Dessa forma a diferença de velocidade será mais perceptível do que a habilidade, o que pode dificultar para quem está em voltas quentes tentando cobrar pelos pilotos. Isto pode ser especialmente aparente nas duas últimas curvas, já que aqueles que se preparam para as voltas de qualificação não chegam nem perto do acelerador.
Falando antes do Grande Prêmio da Austrália, o gerente da equipe Haas, Ayo Komatsu, destacou o desafio que espera ver em Melbourne, particularmente no equilíbrio entre recarga e fornecimento de pneus.
Embora as equipes tenham demonstrado interesse em usar as sessões de treinos livres para validar novos componentes e explorar estratégias de pneus, isso agora envolverá explorar o equilíbrio entre os dois componentes antes da qualificação para garantir que as voltas de aquecimento sejam feitas corretamente. A Komatsu sentiu que agora havia um “potencial de desastre” na qualificação se as equipes não conseguissem equilibrar corretamente a colheita e a preparação dos pneus, com muitas delas usando o TL1 para desenvolver seus planos de corrida para sábado.

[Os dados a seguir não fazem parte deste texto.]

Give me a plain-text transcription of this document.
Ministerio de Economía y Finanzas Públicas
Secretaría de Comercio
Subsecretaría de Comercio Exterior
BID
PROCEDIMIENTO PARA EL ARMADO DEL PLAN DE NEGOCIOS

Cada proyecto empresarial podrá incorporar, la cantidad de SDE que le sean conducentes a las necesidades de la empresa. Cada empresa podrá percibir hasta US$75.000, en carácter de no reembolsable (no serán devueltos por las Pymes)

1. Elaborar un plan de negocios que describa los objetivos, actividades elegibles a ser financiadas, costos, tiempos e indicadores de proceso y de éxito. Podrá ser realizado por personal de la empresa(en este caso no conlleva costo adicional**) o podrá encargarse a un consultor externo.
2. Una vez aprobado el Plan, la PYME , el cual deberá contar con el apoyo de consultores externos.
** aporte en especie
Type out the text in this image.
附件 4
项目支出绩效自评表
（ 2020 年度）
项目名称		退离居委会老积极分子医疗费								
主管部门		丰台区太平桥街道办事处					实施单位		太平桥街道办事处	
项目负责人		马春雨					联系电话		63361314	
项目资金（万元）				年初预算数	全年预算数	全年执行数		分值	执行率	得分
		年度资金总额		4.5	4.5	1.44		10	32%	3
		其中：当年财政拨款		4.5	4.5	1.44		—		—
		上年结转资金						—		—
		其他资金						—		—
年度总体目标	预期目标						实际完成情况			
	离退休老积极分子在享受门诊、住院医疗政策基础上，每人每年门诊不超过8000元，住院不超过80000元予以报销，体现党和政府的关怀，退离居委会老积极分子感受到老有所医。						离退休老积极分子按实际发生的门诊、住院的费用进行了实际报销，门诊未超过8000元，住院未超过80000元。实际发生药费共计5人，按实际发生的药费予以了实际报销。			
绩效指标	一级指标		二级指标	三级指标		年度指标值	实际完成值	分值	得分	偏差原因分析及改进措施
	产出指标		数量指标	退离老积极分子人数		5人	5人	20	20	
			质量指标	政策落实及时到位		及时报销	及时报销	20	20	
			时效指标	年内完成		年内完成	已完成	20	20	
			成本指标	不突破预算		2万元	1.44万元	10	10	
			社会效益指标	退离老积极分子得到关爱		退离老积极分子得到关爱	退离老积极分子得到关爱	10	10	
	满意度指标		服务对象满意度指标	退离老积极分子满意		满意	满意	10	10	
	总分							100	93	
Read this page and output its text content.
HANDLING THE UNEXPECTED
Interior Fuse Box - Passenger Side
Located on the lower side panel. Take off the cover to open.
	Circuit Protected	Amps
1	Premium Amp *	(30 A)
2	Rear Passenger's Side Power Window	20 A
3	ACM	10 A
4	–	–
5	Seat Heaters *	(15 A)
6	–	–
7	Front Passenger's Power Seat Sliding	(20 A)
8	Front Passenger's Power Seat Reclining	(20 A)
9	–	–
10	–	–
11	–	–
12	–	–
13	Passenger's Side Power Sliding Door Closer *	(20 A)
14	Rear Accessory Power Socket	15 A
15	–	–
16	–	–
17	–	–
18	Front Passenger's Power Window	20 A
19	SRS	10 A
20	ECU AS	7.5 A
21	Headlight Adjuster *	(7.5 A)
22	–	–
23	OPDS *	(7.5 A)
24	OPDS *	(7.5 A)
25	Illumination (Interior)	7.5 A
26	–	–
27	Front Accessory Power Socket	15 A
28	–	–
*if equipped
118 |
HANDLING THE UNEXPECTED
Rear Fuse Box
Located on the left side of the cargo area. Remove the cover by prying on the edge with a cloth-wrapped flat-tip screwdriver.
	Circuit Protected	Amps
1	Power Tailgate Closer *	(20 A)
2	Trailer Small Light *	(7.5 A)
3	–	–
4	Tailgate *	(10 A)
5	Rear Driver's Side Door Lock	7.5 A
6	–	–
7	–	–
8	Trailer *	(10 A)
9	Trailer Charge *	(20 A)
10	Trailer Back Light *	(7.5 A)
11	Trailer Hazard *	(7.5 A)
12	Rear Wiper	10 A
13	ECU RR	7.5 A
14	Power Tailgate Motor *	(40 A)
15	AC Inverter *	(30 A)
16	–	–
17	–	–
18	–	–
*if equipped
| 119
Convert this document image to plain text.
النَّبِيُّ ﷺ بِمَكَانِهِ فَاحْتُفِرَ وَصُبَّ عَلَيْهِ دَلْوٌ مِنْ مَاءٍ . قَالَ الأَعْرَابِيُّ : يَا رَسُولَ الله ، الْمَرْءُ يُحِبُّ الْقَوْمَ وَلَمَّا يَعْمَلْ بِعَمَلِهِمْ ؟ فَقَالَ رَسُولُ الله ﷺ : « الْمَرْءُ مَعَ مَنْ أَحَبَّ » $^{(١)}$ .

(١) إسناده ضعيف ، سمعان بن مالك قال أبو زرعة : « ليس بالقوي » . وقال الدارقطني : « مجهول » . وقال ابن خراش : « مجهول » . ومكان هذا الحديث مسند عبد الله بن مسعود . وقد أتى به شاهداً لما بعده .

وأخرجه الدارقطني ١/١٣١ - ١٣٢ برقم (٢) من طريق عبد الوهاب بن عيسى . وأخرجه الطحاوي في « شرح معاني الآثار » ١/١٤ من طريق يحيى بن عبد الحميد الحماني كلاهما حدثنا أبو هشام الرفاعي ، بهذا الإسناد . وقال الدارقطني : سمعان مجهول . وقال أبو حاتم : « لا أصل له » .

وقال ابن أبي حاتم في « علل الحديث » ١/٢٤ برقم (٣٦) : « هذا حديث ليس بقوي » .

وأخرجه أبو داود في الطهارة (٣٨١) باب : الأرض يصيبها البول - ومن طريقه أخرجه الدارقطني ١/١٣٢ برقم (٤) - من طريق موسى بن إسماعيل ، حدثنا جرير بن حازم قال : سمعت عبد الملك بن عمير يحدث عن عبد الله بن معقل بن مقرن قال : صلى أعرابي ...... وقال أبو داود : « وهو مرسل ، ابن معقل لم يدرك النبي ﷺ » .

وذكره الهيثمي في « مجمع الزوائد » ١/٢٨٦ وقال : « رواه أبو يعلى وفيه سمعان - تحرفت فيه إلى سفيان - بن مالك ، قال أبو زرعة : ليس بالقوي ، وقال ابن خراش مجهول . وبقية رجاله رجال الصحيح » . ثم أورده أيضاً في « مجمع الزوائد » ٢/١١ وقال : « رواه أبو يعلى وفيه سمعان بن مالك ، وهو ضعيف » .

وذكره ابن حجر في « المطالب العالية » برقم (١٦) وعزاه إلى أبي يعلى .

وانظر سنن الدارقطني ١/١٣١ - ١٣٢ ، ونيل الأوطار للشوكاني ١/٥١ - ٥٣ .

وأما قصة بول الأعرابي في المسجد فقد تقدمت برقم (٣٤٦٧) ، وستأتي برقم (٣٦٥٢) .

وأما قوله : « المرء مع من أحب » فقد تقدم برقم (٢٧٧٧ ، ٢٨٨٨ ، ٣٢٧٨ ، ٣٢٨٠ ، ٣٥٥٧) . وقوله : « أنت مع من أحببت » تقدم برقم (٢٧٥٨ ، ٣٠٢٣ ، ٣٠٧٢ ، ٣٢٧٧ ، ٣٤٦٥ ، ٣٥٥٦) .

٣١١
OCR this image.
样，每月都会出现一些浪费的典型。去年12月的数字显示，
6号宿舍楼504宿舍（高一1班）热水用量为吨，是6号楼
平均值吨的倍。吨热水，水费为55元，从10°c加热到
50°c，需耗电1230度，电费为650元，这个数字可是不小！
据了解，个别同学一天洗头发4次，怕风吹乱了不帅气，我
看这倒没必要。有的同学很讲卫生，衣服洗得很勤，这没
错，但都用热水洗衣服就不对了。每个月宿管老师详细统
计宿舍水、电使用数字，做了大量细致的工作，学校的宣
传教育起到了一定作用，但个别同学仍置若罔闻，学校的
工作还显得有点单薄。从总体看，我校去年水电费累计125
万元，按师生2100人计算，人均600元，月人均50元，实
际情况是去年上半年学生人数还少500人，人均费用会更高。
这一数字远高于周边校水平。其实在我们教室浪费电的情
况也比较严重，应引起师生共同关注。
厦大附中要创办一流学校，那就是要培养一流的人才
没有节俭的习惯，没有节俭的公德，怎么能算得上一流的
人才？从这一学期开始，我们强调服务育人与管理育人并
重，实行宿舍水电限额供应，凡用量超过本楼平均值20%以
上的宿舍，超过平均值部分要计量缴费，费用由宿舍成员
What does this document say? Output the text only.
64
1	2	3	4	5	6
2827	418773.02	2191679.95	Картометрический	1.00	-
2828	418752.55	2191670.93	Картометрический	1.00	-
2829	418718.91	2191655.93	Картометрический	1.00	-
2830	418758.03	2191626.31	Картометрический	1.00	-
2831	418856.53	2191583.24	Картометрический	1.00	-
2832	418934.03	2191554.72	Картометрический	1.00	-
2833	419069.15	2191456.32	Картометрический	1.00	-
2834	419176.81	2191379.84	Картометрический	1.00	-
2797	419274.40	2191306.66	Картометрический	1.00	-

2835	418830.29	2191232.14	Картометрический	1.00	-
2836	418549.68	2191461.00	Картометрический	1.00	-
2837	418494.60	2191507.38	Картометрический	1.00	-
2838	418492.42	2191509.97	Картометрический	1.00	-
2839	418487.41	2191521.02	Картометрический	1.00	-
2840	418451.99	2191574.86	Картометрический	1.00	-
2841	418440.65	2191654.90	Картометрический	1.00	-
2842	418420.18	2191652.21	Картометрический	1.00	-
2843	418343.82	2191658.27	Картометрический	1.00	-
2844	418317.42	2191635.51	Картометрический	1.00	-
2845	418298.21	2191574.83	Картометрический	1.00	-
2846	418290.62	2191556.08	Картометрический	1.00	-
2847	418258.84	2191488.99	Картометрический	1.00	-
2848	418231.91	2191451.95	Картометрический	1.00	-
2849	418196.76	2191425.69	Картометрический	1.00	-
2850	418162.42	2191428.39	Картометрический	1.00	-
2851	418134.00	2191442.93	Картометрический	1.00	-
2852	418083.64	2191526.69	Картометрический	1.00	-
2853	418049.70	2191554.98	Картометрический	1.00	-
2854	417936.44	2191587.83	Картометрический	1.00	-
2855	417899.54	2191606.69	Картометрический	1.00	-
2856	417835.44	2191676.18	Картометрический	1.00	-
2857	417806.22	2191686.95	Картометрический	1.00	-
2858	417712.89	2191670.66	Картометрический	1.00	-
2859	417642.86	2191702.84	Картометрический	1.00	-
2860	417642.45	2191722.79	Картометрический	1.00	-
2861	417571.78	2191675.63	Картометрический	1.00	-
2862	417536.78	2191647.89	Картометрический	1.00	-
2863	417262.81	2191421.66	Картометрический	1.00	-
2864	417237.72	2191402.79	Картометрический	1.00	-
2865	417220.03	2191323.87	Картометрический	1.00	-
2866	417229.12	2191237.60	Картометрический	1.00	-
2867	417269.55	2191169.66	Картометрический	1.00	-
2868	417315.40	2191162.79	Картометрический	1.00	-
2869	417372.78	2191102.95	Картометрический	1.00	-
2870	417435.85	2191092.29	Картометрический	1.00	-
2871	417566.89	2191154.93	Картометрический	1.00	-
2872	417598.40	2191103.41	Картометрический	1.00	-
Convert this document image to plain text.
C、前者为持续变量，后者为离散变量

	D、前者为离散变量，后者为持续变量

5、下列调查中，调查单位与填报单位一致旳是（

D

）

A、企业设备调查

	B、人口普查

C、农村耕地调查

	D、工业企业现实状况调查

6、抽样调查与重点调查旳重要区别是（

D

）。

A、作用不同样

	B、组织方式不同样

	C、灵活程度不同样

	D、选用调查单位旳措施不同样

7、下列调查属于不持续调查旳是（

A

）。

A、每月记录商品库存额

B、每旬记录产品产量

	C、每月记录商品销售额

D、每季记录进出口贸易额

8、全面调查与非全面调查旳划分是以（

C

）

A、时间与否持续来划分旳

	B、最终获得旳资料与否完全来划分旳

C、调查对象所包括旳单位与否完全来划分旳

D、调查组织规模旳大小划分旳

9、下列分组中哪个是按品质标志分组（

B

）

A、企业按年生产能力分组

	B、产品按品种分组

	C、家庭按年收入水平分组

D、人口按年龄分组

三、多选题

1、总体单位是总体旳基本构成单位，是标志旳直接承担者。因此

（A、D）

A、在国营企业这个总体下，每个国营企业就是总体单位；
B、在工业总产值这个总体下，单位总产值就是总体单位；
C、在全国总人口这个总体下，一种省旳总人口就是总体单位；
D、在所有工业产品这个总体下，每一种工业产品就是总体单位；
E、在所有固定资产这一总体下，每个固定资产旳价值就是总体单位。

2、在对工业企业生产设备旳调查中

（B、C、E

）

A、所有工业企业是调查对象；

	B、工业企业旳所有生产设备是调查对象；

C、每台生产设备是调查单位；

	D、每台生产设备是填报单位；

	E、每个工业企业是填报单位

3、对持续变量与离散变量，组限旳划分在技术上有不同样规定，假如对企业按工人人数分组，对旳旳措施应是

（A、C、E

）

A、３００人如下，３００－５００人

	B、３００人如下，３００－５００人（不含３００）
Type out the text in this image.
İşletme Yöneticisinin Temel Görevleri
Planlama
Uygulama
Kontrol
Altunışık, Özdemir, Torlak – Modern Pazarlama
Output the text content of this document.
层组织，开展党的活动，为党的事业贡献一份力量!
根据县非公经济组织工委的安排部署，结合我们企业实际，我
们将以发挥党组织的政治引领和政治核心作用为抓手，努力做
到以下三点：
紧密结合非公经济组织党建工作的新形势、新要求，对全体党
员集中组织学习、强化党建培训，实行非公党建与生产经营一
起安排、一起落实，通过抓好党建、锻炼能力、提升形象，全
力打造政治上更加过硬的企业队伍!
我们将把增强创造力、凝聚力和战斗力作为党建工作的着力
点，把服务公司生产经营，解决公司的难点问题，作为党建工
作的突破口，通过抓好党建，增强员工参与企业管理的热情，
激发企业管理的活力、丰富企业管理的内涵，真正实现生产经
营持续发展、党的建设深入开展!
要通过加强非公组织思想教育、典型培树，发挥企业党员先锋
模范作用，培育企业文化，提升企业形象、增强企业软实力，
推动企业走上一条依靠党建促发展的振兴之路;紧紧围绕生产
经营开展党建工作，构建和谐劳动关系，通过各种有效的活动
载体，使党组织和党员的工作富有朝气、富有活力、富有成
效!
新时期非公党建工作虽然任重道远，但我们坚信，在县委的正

“Para carregar a bateria por fora, em algumas curvas é preciso ir devagar, mas nas retas é preciso ir a todo vapor”, explicou Komatsu. “Mas se você deixar alguém diretamente onde deveria estar imediatamente, você estará (em apuros).
“Honestamente, há muito potencial para desastre na qualificação. Mas, novamente, é por isso que o treino é tão importante, para poder simular o máximo possível. Você não pode ir para o Q1 e é a primeira vez que você realmente vai para a qualificação.”
“Você tem que usar algumas das sessões de TL1 como simulação de qualidade, não necessariamente em termos de tempos de volta, em termos de operações. E então você tem que descobrir o quanto é sacrificar a preparação dos pneus e qual é a melhor compensação.
Oliver Biermann, equipe Haas F1
Foto por: Joe Portlock / LAT Images via Getty Images
Embora algumas técnicas de colheita tenham sido observadas no teste do Bahrein, não se espera que o espaço de armazenamento seja difícil no gerenciamento de energia, dada a maior transição de retas para curvas de baixa velocidade. Em vez disso, Komatsu comparou a experiência antecipada em Melbourne ao shakedown de Barcelona, especialmente dada a natureza das curvas finais.
No Bahrein, um piloto não precisa ter tanta velocidade na reta de largada, pois a última curva é relativamente lenta – a dupla direita do Barcelona é reposicionada, porém, com a velocidade de saída nas curvas 13 e 14 fortemente pesada. Albert Park deveria apresentar a mesma questão.
“O Bahrein é muito fácil de fazer”, acrescentou Komatsu. “Além disso, considerando quanta energia você pode recuperar, é muito difícil aqui. O tipo de curva que você tem nas duas últimas curvas tem um grande impacto, então Barcelona é realmente um circuito muito difícil e o Bahrein, abrindo o ringue corretamente, será menos problemático.”
“Se você não tem velocidade suficiente, você nunca consegue subir. Você tem que ter uma certa velocidade, mas você não quer. Está na frente, dependendo do tipo de tráfego que você consegue, da porcentagem de aceleração e da colocação do MGU-K, da recuperação, tudo isso funciona um contra o outro, se você quiser, o que você precisa fazer.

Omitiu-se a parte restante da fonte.